Doubling U.S. grant-based public finance for adaptation by 2020: Secretary of State John Kerry announced that the United States will double its grant-based, public climate finance for adaptation by 2020. As of 2014, the United States invested more than $400 million per year of grant-based resources for climate adaptation in developing countries. These investments provide vulnerable countries with support – through both bilateral and multilateral channels – to reduce climate risks in key areas, including infrastructure, agriculture, health and water services.
An Agreement Complemented by Subnational, Private Sector and Citizen Action
Because the Agreement should serve as a floor for future ambitious climate action, complementary actions outside of the Agreement by sub-national governments, enterprising businesses, investors and entrepreneurs, and an enlightened global public are important complements to the Paris Agreement. As part of these global efforts, Americans have demonstrated their dedication to climate action through a wide variety of commitments.
Compact of Mayors:117 United States mayors have signed onto the Compact of Mayors pledge. The Compact establishes a common platform to capture the impact of cities’ collective actions through standardized measurement of emissions and climate risk, and consistent, public reporting of their efforts.
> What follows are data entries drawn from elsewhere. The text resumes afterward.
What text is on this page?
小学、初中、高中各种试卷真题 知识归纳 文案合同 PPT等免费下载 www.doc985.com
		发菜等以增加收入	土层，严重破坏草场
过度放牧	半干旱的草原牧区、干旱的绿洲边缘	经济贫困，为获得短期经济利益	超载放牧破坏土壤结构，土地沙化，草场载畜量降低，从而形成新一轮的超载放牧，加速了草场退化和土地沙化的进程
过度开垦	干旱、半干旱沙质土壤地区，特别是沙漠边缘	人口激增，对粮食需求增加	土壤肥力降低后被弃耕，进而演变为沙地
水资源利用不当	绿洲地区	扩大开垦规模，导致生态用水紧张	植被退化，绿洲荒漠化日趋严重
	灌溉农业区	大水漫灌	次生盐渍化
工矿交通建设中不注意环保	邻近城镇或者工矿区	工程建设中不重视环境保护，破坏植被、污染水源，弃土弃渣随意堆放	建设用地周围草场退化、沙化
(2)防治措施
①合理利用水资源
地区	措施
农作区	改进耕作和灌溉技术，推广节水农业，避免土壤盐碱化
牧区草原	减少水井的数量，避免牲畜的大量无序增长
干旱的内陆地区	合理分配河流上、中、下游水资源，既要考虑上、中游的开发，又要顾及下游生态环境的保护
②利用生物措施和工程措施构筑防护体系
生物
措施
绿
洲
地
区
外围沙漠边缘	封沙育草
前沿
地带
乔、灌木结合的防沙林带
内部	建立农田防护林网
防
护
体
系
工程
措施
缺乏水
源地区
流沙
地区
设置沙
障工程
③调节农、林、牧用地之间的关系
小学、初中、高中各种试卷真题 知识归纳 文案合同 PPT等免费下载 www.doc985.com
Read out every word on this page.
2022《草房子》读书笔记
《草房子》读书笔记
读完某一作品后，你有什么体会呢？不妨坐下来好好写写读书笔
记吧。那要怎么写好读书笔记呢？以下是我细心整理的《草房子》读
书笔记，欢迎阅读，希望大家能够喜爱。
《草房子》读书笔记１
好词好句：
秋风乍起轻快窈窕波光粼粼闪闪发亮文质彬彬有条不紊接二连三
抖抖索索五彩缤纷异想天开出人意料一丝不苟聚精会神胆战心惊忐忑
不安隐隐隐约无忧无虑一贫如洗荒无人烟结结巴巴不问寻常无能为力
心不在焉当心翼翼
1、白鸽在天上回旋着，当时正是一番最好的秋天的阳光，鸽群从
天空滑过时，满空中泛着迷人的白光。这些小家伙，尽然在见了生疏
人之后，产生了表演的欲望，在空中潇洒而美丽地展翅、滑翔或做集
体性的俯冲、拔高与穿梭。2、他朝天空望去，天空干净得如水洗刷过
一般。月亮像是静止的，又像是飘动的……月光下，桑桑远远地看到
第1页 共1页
Under-2 MOU:States including California, Oregon, Vermont, Washington, Minnesota, New Hampshire, and New York have signed onto the Under-2 MOU. The MOU commits signatories to cut greenhouse gas emissions 80-95% below 1990 levels, share technology and scientific research, expand zero-emission vehicles, improve air quality by reducing short-lived climate pollutants and assess projected impacts of climate change on communities.
American Business Act on Climate Pledge:154 companies have signed the White House’s American Business Act on Climate Pledge. These companies have operations in all 50 states, employ nearly 11 million people, represent more than $4.2 trillion in annual revenue and have a combined market capitalization of over $7 trillion. As part of this initiative, each company expressed support for an ambitious Paris Agreement and announced significant pledges to reduce their emissions, increase low-carbon investments, deploy more clean energy and take other actions to build more sustainable businesses and tackle climate change.
American Campuses Act on Climate Pledge:311 colleges and universities representing over 4 million students have demonstrated their commitment to climate action by joining the American Campuses Act on Climate Pledge.